7                        Stellrecht also presented no evidence that he would not have accepted the plea agreement if Williams had pursued the motion filed by Mulligan.  Therefore, he has not established prejudice from Williams’ performance.  See Hill, 474 U.S. at 59.  Having failed to establish ineffective assistance of counsel, Stellrecht has presented no basis for concluding that a manifest injustice compels withdrawal of his no contest pleas.  See State v. Bentley, 201 Wis. 2d 303, 311, 548 N.W.2d 50 (1996).

            By the Court.—Order reversed.

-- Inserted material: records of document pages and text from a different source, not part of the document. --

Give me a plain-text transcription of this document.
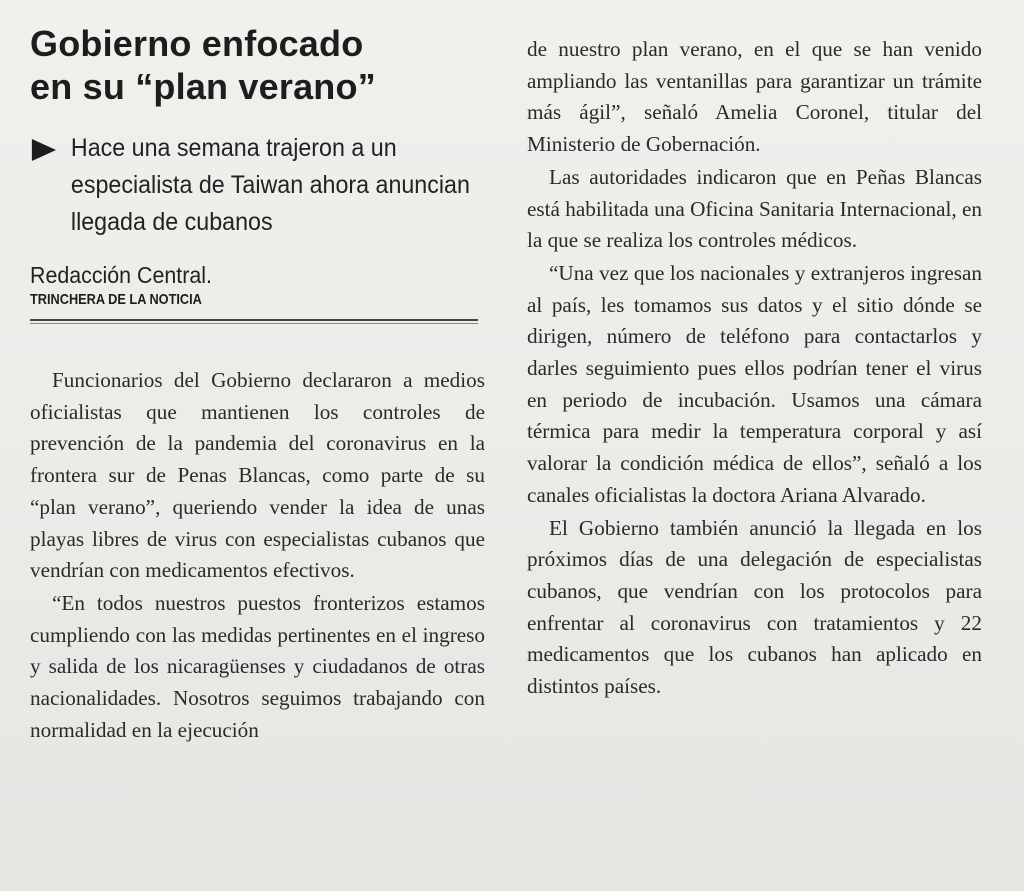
Gobierno enfocado
en su “plan verano”
Hace una semana trajeron a un especialista de Taiwan ahora anuncian llegada de cubanos
Redacción Central.
TRINCHERA DE LA NOTICIA

Funcionarios del Gobierno declararon a medios oficialistas que mantienen los controles de prevención de la pandemia del coronavirus en la frontera sur de Penas Blancas, como parte de su “plan verano”, queriendo vender la idea de unas playas libres de virus con especialistas cubanos que vendrían con medicamentos efectivos.

“En todos nuestros puestos fronterizos estamos cumpliendo con las medidas pertinentes en el ingreso y salida de los nicaragüenses y ciudadanos de otras nacionalidades. Nosotros seguimos trabajando con normalidad en la ejecución

de nuestro plan verano, en el que se han venido ampliando las ventanillas para garantizar un trámite más ágil”, señaló Amelia Coronel, titular del Ministerio de Gobernación.

Las autoridades indicaron que en Peñas Blancas está habilitada una Oficina Sanitaria Internacional, en la que se realiza los controles médicos.

“Una vez que los nacionales y extranjeros ingresan al país, les tomamos sus datos y el sitio dónde se dirigen, número de teléfono para contactarlos y darles seguimiento pues ellos podrían tener el virus en periodo de incubación. Usamos una cámara térmica para medir la temperatura corporal y así valorar la condición médica de ellos”, señaló a los canales oficialistas la doctora Ariana Alvarado.

El Gobierno también anunció la llegada en los próximos días de una delegación de especialistas cubanos, que vendrían con los protocolos para enfrentar al coronavirus con tratamientos y 22 medicamentos que los cubanos han aplicado en distintos países.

            This opinion will not be published.  See Wis. Stat. Rule 809.23(1)(b)5 (1997-98).


 



[1]  Although not raised in Stellrecht’s petition or litigated at the postconviction hearing, the trial court also faulted Williams for his failure to pursue Stellrecht’s challenge to the voluntariness of Stellrecht’s inculpatory statements to the police in which he admitted to firing at least one shot in the direction of a squad car.  The court also thought it was significant which of the two men yelled “lock and load” and faulted Williams for failing to bring out inconsistencies between the complaint and the testimony at the preliminary hearing regarding who made that statement.  Stellrecht does not respond to the State’s persuasive argument that the record discloses no basis for suppressing his inculpatory statement.  The statement was preceded by Miranda warnings and the officer testified that Stellrecht did not appear to be intoxicated.  The State notes that Stellrecht repeatedly threatened to shoot at the squad car and police officers.  As a party to Spears’ crimes, Stellrecht is guilty of these offenses regardless of whether he yelled “lock and load.”  The State’s arguments are deemed conceded based on Stellrecht’s failure to respond.  See Charlolais Breeding Ranches, Ltd. V. FPC Securities, 90 Wis. 2d 97, 109, 279 N.W.2d 493 (Ct. App. 1979).